Gaurav Bhatia is part of the first generation of luxury marketers in the country and now runs his own luxe and lifestyle advisory cell Maison. A purveyor of slow luxury he seeks hedonistic pleasures responsibly. Follow him on Instagram @champagneboy75
Over the years, the luxury market and the industry have grown steadily in India but the global outbreak of the pandemic sent retailer back many steps. While most brands were not ready for the months of closure, many still grapple to keep their heads above water while still many simply shut shop. Despite mall closures, drop in customer walk-ins, restrictive hours and other disturbances, the global luxury industry is trying to thrive on and taking notes from the world as it unfolds.
The global diversity, varying physical divide, and the introduction of various new drills in retail have changed erstwhile harmonized definitions. Various brands are figuring out new tunes while maintaining their authenticity and picking up on the changing trends. In the wake of recent changes to the industry, we speak with Gaurav Bhatia, Ex-Sotheby’s India Chief and one of the prominent luxury experts, who has set up his own Luxury consultancy Maison. “High-end retail as we know it is seeing challenges owing to the recent pandemic. Enough has been written about it. I see new trends being born out of this. One key trend is consumers warming up to preowned luxury. Touted to be a $25 billion business, pre-owned luxury is de rigueur in the Western world and Asia. I think it won’t be before long that it will find relevance in India as well,” says Bhatia.
Will the Indian consumer actually buy pre-owned, pre-used goods? Isn’t there a taboo associated with old clothes and goods in general? Bhatia has a different take. “What’s not to love in last season’s Vuitton confections? Or find a vintage Chanel 2.55 from the 1950s? And since many can’t get the Hermes Birkin due to its infamous waiting list, this is perhaps the only way to actually own one without being a telecom magnate, movie star or Miss Birkin herself. The luxury consumer today understands how fiscally sound buying pre-owned is and isn’t shy to own up to it. Millennials and Generation Z in particular are a far more conscious and open-minded demographic open to trends like this.”
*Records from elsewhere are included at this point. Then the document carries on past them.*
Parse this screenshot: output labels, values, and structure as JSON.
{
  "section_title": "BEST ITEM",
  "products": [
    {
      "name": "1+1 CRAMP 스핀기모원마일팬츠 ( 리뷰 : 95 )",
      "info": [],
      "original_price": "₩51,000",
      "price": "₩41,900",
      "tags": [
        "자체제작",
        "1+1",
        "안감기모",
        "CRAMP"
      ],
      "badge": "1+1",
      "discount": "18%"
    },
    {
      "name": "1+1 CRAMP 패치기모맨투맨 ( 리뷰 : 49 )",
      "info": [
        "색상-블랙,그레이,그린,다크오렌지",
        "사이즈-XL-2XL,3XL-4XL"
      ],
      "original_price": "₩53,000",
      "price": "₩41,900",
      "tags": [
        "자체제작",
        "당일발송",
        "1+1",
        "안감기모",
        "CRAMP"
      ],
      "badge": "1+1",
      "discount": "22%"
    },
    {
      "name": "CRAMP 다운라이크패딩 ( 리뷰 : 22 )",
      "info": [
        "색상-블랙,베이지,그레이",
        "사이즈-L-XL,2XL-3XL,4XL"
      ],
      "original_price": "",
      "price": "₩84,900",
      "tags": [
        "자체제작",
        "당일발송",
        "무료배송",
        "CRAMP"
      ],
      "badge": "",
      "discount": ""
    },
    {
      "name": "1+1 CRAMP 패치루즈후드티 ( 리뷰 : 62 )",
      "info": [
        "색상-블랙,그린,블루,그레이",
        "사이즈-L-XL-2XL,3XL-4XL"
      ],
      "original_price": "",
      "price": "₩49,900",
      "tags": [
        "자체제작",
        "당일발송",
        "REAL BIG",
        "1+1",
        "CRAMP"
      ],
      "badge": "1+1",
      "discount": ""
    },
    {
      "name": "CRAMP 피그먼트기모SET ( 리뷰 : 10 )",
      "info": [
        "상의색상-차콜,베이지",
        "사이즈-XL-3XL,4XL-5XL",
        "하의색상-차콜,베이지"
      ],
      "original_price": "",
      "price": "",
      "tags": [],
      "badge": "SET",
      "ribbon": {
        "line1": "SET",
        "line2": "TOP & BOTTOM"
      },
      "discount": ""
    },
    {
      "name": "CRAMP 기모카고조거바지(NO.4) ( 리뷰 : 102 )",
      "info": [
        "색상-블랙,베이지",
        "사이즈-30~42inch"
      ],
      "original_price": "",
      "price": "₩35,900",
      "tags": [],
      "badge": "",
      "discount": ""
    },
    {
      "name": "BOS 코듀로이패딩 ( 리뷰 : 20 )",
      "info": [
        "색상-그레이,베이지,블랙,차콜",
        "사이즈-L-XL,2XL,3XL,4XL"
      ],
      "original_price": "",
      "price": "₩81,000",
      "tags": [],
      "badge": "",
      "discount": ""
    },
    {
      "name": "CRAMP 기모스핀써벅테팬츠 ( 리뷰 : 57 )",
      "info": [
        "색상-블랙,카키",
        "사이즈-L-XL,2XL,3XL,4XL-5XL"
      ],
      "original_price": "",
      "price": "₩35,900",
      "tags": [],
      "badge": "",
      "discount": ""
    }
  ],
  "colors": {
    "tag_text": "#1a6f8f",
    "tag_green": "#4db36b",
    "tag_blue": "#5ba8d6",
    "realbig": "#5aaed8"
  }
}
A trend started by little vintage shops and democratized by eBay is now big business. The market leader, online retailer of pre-owned luxury The RealReal went public earlier this year with a valuation of $700 million. Closer home, Luxepolis, India’s pioneering online marketplace for preowned luxury remains the most trusted source for authentic, certified and a tightly curated range of brands from Hermès and Chanel to Louis Vuitton and Goyard and everything in-between. Patek Phillipe and Rolex watches are sold within minutes of hitting the site. Other players like Tried & Treasured apart from accessories also delve in pre-owned clothing including Indian designers like Sabyasachi and Abu Jani Sandeep Khosla.
Brands are working towards sustainability and reusability by taking lead in bringing pre-loved luxury to the masses at an affordable price. The brands themselves endorse creating affordable luxury segments while increasing loyalty and creating a halo around their brand keeping the consumers engaged.
“In a world burgeoning in political, social and economic upheaval, multiculturalism, sustainability and individualism has never been more au courant than it is today. With blurring lines around traditional gender, diversity, and identity politics, the definition of the good life is changing as we know it. Responsible luxury is trending as the new code and careless consumerism may soon be passé. The world is not the same anymore. Thankfully neither is luxury.” concludes Bhatia.
Globally, consumers are looking for affordable and smart ways to revive their lifestyle. Market watchers are observing curious shifts in the market concerning the luxury buyers and it is with time the impact will unfold themselves. Pre-owned luxury may just be the next big mantra in India.